Static hash_map <char, uint8_t> convert_table = {
{'A', 0}, {'B', 1}, {'C', 2}, {'D', 3}, {'E', 4 }, {'F', 5}, {'G', 6}, {'h', 7 },
{'I', 8}, {'J', 9}, {'k', 10}, {'l', 11}, {'M', 12 }, {'n', 13}, {'O', 14}, {'P', 15 },
{'Q', 16}, {'R', 17}, {'s', 18}, {'T', 19}, {'U', 20 }, {'V', 21}, {'w', 22}, {'x', 23 },
{'Y', 24}, {'Z', 25}, {'A', 26}, {'B', 27}, {'C', 28 }, {'D', 29}, {'E', 30}, {'F', 31 },
{'G', 32}, {'h', 33}, {'I', 34}, {'J', 35}, {'k', 36 }, {'l', 37}, {'M', 38}, {'n', 39 },
{'O', 40}, {'P', 41}, {'Q', 42}, {'R', 43}, {'s', 44 }, {'T', 45}, {'U', 46}, {'V', 47 },
{'W', 48}, {'x', 49}, {'y', 50}, {'Z', 51}, {'0', 52 }, {'1', 53}, {'2', 54}, {'3', 55 },
{'4', 56}, {'5', 57}, {'6', 58}, {'7', 59}, {'8', 60 }, {'9', 61}, {'+', 62}, {'/', 63 },
{'=', 0 },
};

Auto I = 0u;
For (; I <_ base64stream. size (); I + = 4 ){
Auto const byte1 = convert_table [_ base64stream [I];
Auto const byte2 = convert_table [_ base64stream [I + 1];
Auto const byte3 = convert_table [_ base64stream [I + 2];
Auto const byte4 = convert_table [_ base64stream [I + 3];

Output. push_back (byte1 <2) | (byte2> 4 ));
Output. push_back (byte2 & 0x0f) <4) | (byte3> 2 ));
Output. push_back (byte3 & 0x03) <6) | byte4 );
}

Output. erase (end (output)-count (rbegin (_ base64stream), rbegin (_ base64stream) + 4, '= '),
End (output ));

Return output;
}

Contact Us

The content source of this page is from Internet, which doesn't represent Alibaba Cloud's opinion; products and services mentioned on that page don't have any relationship with Alibaba Cloud. If the content of the page makes you feel confusing, please write us an email, we will handle the problem within 5 days after receiving your email.
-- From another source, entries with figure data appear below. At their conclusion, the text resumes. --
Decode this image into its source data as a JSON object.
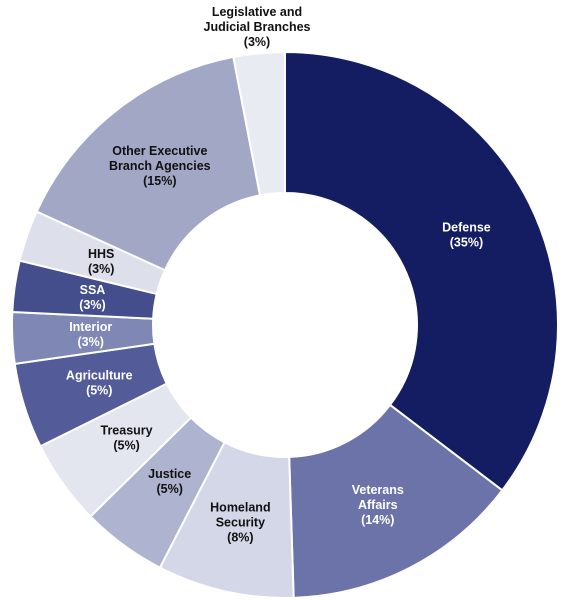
{
  "chart_data": {
    "type": "pie",
    "donut": true,
    "slices": [
      {
        "label_lines": [
          "Defense"
        ],
        "pct_label": "(35%)",
        "value": 35,
        "color": "#141c62",
        "text_color": "#ffffff"
      },
      {
        "label_lines": [
          "Veterans",
          "Affairs"
        ],
        "pct_label": "(14%)",
        "value": 14,
        "color": "#6b73a8",
        "text_color": "#ffffff"
      },
      {
        "label_lines": [
          "Homeland",
          "Security"
        ],
        "pct_label": "(8%)",
        "value": 8,
        "color": "#d4d7e8",
        "text_color": "#111111"
      },
      {
        "label_lines": [
          "Justice"
        ],
        "pct_label": "(5%)",
        "value": 5,
        "color": "#aeb3cf",
        "text_color": "#111111"
      },
      {
        "label_lines": [
          "Treasury"
        ],
        "pct_label": "(5%)",
        "value": 5,
        "color": "#e3e5ef",
        "text_color": "#111111"
      },
      {
        "label_lines": [
          "Agriculture"
        ],
        "pct_label": "(5%)",
        "value": 5,
        "color": "#535c98",
        "text_color": "#ffffff"
      },
      {
        "label_lines": [
          "Interior"
        ],
        "pct_label": "(3%)",
        "value": 3,
        "color": "#7f87b4",
        "text_color": "#ffffff"
      },
      {
        "label_lines": [
          "SSA"
        ],
        "pct_label": "(3%)",
        "value": 3,
        "color": "#454e8c",
        "text_color": "#ffffff"
      },
      {
        "label_lines": [
          "HHS"
        ],
        "pct_label": "(3%)",
        "value": 3,
        "color": "#dddfeb",
        "text_color": "#111111"
      },
      {
        "label_lines": [
          "Other Executive",
          "Branch Agencies"
        ],
        "pct_label": "(15%)",
        "value": 15,
        "color": "#a2a7c6",
        "text_color": "#111111"
      },
      {
        "label_lines": [
          "Legislative and",
          "Judicial Branches"
        ],
        "pct_label": "(3%)",
        "value": 3,
        "color": "#e9ebf3",
        "text_color": "#111111",
        "label_outside": true
      }
    ]
  }
}
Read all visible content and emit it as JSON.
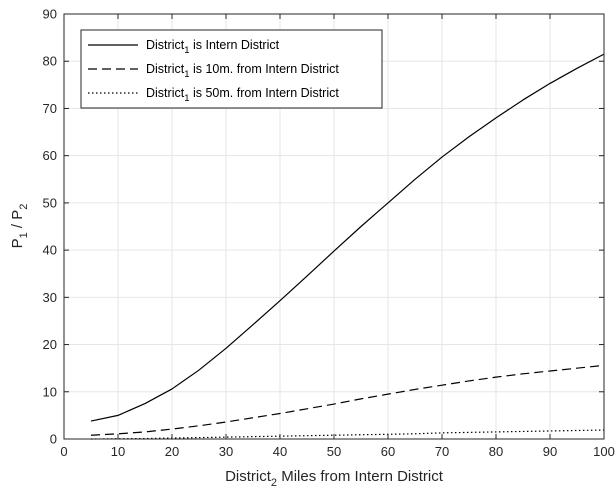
{
  "chart_data": {
    "type": "line",
    "title": "",
    "xlabel": {
      "main": "District",
      "sub": "2",
      "rest": " Miles from Intern District"
    },
    "ylabel": {
      "p1": "P",
      "s1": "1",
      "mid": " / P",
      "s2": "2"
    },
    "xlim": [
      0,
      100
    ],
    "ylim": [
      0,
      90
    ],
    "xticks": [
      0,
      10,
      20,
      30,
      40,
      50,
      60,
      70,
      80,
      90,
      100
    ],
    "yticks": [
      0,
      10,
      20,
      30,
      40,
      50,
      60,
      70,
      80,
      90
    ],
    "grid": true,
    "legend_position": "top-left",
    "x": [
      5,
      10,
      15,
      20,
      25,
      30,
      35,
      40,
      45,
      50,
      55,
      60,
      65,
      70,
      75,
      80,
      85,
      90,
      95,
      100
    ],
    "series": [
      {
        "legend": {
          "main": "District",
          "sub": "1",
          "rest": " is Intern District"
        },
        "style": "solid",
        "values": [
          3.8,
          5.0,
          7.5,
          10.6,
          14.6,
          19.2,
          24.2,
          29.3,
          34.5,
          39.8,
          45.0,
          50.0,
          55.0,
          59.7,
          64.0,
          68.0,
          71.8,
          75.3,
          78.5,
          81.5
        ]
      },
      {
        "legend": {
          "main": "District",
          "sub": "1",
          "rest": " is 10m. from Intern District"
        },
        "style": "dashed",
        "values": [
          0.8,
          1.1,
          1.5,
          2.1,
          2.8,
          3.6,
          4.5,
          5.4,
          6.4,
          7.4,
          8.5,
          9.5,
          10.5,
          11.4,
          12.3,
          13.1,
          13.8,
          14.4,
          15.0,
          15.6
        ]
      },
      {
        "legend": {
          "main": "District",
          "sub": "1",
          "rest": " is 50m. from Intern District"
        },
        "style": "dotted",
        "values": [
          0.0,
          0.05,
          0.1,
          0.2,
          0.3,
          0.4,
          0.5,
          0.6,
          0.7,
          0.8,
          0.9,
          1.0,
          1.1,
          1.3,
          1.4,
          1.5,
          1.6,
          1.7,
          1.8,
          1.9
        ]
      }
    ],
    "colors": {
      "line": "#000000",
      "grid": "#e6e6e6",
      "axis": "#262626",
      "background": "#ffffff"
    }
  }
}
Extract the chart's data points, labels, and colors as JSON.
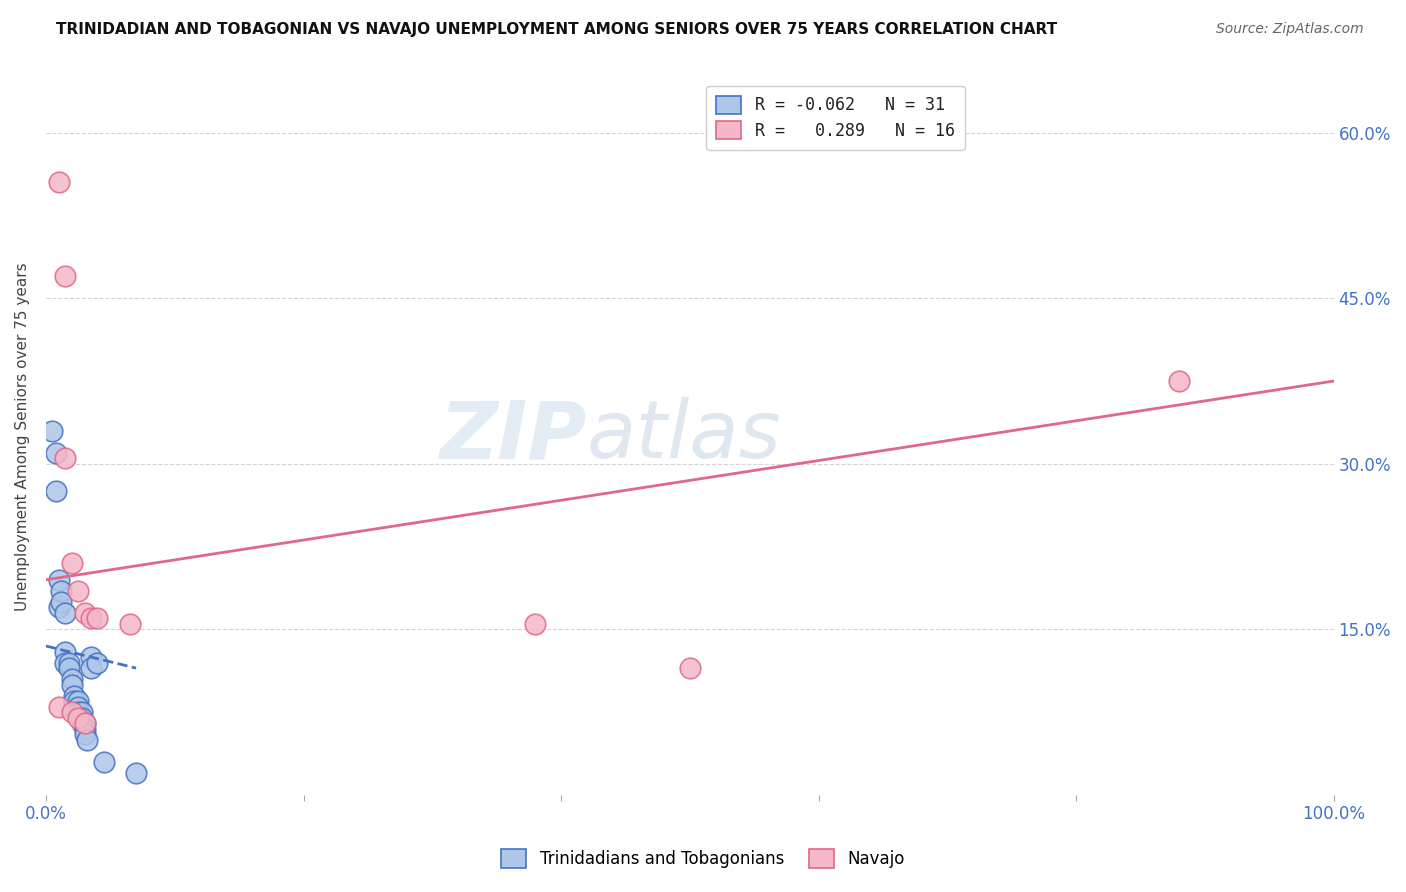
{
  "title": "TRINIDADIAN AND TOBAGONIAN VS NAVAJO UNEMPLOYMENT AMONG SENIORS OVER 75 YEARS CORRELATION CHART",
  "source": "Source: ZipAtlas.com",
  "ylabel": "Unemployment Among Seniors over 75 years",
  "xlim": [
    0.0,
    1.0
  ],
  "ylim": [
    0.0,
    0.65
  ],
  "x_ticks": [
    0.0,
    0.2,
    0.4,
    0.6,
    0.8,
    1.0
  ],
  "y_ticks": [
    0.0,
    0.15,
    0.3,
    0.45,
    0.6
  ],
  "blue_R": "-0.062",
  "blue_N": "31",
  "pink_R": "0.289",
  "pink_N": "16",
  "blue_fill_color": "#aec6e8",
  "pink_fill_color": "#f4b8c8",
  "blue_edge_color": "#4472c4",
  "pink_edge_color": "#e06888",
  "blue_scatter_x": [
    0.005,
    0.008,
    0.008,
    0.01,
    0.01,
    0.012,
    0.012,
    0.015,
    0.015,
    0.015,
    0.018,
    0.018,
    0.02,
    0.02,
    0.022,
    0.022,
    0.025,
    0.025,
    0.025,
    0.028,
    0.028,
    0.028,
    0.03,
    0.03,
    0.03,
    0.032,
    0.035,
    0.035,
    0.04,
    0.045,
    0.07
  ],
  "blue_scatter_y": [
    0.33,
    0.31,
    0.275,
    0.195,
    0.17,
    0.185,
    0.175,
    0.165,
    0.13,
    0.12,
    0.12,
    0.115,
    0.105,
    0.1,
    0.09,
    0.085,
    0.085,
    0.08,
    0.075,
    0.075,
    0.07,
    0.065,
    0.065,
    0.06,
    0.055,
    0.05,
    0.125,
    0.115,
    0.12,
    0.03,
    0.02
  ],
  "pink_scatter_x": [
    0.01,
    0.015,
    0.015,
    0.02,
    0.025,
    0.03,
    0.035,
    0.04,
    0.065,
    0.38,
    0.5,
    0.88,
    0.01,
    0.02,
    0.025,
    0.03
  ],
  "pink_scatter_y": [
    0.555,
    0.47,
    0.305,
    0.21,
    0.185,
    0.165,
    0.16,
    0.16,
    0.155,
    0.155,
    0.115,
    0.375,
    0.08,
    0.075,
    0.07,
    0.065
  ],
  "blue_trend_x_start": 0.0,
  "blue_trend_x_end": 0.07,
  "blue_trend_y_start": 0.135,
  "blue_trend_y_end": 0.115,
  "pink_trend_x_start": 0.0,
  "pink_trend_x_end": 1.0,
  "pink_trend_y_start": 0.195,
  "pink_trend_y_end": 0.375,
  "watermark_zip": "ZIP",
  "watermark_atlas": "atlas",
  "background_color": "#ffffff",
  "grid_color": "#d0d0d0",
  "tick_color": "#4472c4",
  "legend_top_labels": [
    "R = -0.062   N = 31",
    "R =   0.289   N = 16"
  ],
  "legend_bottom_labels": [
    "Trinidadians and Tobagonians",
    "Navajo"
  ]
}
If you find any instances of plagiarism from the community, please send an email to: info-contact@alibabacloud.com and provide relevant evidence. A staff member will contact you within 5 working days.

A Free Trial That Lets You Build Big!

Start building with 50+ products and up to 12 months usage for Elastic Compute Service

  • Sales Support

    1 on 1 presale consultation

  • After-Sales Support

    24/7 Technical Support 6 Free Tickets per Quarter Faster Response

  • Alibaba Cloud offers highly flexible support services tailored to meet your exact needs.